I chose to illustrate some of these challenges through scenarios, which may let readers quickly grasp how a new technology may cause a certain kind of future where simply describing that technology might not.

For example, today’s UAVs already make many decisions on their own, constantly adjusting their speed, direction, trim and angle of attack to remain airborne, while humans handle executive-level decisions about targeting and weapons use.

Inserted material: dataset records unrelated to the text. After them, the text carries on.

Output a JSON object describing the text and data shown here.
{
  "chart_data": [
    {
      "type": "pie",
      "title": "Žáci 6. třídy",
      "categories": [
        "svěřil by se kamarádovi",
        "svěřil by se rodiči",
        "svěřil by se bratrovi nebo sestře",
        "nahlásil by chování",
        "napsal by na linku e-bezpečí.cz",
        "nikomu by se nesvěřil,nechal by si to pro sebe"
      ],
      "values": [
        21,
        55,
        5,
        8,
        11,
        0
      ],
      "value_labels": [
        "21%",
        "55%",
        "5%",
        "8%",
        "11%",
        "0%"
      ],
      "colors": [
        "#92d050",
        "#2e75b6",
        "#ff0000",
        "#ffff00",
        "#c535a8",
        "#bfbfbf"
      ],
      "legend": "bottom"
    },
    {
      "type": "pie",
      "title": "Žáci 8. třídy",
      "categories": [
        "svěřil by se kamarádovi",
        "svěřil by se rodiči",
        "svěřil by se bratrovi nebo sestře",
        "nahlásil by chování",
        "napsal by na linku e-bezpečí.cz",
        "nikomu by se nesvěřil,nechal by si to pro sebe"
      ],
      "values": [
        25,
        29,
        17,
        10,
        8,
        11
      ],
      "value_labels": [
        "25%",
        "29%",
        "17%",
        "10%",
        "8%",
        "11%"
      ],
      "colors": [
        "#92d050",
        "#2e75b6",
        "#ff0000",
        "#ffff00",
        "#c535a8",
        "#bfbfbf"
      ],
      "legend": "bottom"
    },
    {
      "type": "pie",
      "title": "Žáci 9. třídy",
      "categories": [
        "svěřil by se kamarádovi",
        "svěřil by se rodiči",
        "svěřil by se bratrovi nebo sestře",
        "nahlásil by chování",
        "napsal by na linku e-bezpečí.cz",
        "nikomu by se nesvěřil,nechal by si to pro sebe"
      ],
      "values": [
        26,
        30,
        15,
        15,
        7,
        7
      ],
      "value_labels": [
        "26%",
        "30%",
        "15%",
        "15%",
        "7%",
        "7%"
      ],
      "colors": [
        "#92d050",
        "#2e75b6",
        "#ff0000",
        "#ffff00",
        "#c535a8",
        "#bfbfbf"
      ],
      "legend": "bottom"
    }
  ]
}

The scenario I’ll publish in a few days, “The Too-Smart Bomb,” deals with the tactical and strategic consequences of using UAVs that are just slightly smaller and more independent than today’s.

I’m currently working on five other scenarios that deal with a backlash against face-scanning technology, slow robots that replace fast explosions as terrorists’ weapons of choice, high-speed urban mapping by the military, “magic” bullets that audit themselves, and cruise missiles that can interrogate pirates. Stay tuned for these and “The Too-Smart Bomb” in a few days.

Monday, April 20, 2009

NPR: The Future of Pot

For the inaugural post of this scenario-focused blog, I'll just quickly link to NPR's "What If Marijuana Were Legal?" scenario from today, which posits a world two years after the decriminalization of marijuana for personal use.

Even reporter John Barnett admits that this scenario failed to cover the biggest what-if among stoner conspiracy theorists: How will Big Tobacco react (and profit)? But it's a fun listen, particularly if you tune in at the middle of the story, where legalization is presented as a done deal, and having an ounce of marijuana on you creates no more trouble than if you were walking down the street with a sealed fifth of scotch.